Ferdinand-Philippe d' Orléans Campagnes de l'armée d'Afrique… (1870)

Au fond de l'arène, Constantine semble une fourmilière en proie à une agitation fébrile. Une population nombreuse couvre les places, les remparts et les toits, se serre autour d'immenses drapeaux rouges ornés de divers emblèmes, et accompagne de ses cris de guerre le bruit de ses canons. Les Turcs seuls défendent les approches de la place en avant d'El-Kantara. La brigade du duc de Nemours débouche la première, les zouaves en tête, sur le Mansoura, et rejette vivement l'ennemi dans la ville. Le général en chef prend immédiatement ses dispositions d'attaque.
Source : Gallica

Ferdinand-Philippe d' Orléans Récits de campagne, 1833-1841 (1890)

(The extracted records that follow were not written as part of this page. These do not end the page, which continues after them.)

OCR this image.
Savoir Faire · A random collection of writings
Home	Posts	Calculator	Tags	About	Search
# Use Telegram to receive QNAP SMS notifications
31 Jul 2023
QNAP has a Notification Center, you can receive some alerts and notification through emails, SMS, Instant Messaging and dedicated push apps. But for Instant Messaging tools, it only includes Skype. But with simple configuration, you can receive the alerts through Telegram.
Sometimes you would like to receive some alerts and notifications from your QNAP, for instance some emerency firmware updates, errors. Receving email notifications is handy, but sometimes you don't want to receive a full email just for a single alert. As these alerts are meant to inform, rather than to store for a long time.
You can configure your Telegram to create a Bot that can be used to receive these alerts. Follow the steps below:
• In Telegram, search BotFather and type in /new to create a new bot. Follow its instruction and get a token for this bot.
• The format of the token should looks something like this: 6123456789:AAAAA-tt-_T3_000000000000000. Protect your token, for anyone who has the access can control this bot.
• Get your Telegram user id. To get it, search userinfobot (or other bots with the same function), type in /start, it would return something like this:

C'est une situation qu'on ne peut pas faire d'une manière permanente à une troupe que celle où, depuis deux ans, se trouve la division de Constantine. On peut dépenser la vie des hommes de toute manière pour un intérêt public, on ne peut pas, par économie ou par d'autres motifs pires encore, condamner à mort chaque année des milliers de soldats ; quand on déclare qu'on est en Afrique pour des siècles, on ne peut laisser pour des siècles une armée sans lits, sans abris, sans matelas, sans hôpitaux, sans médicaments, sans ustensiles et même presque sans médecins.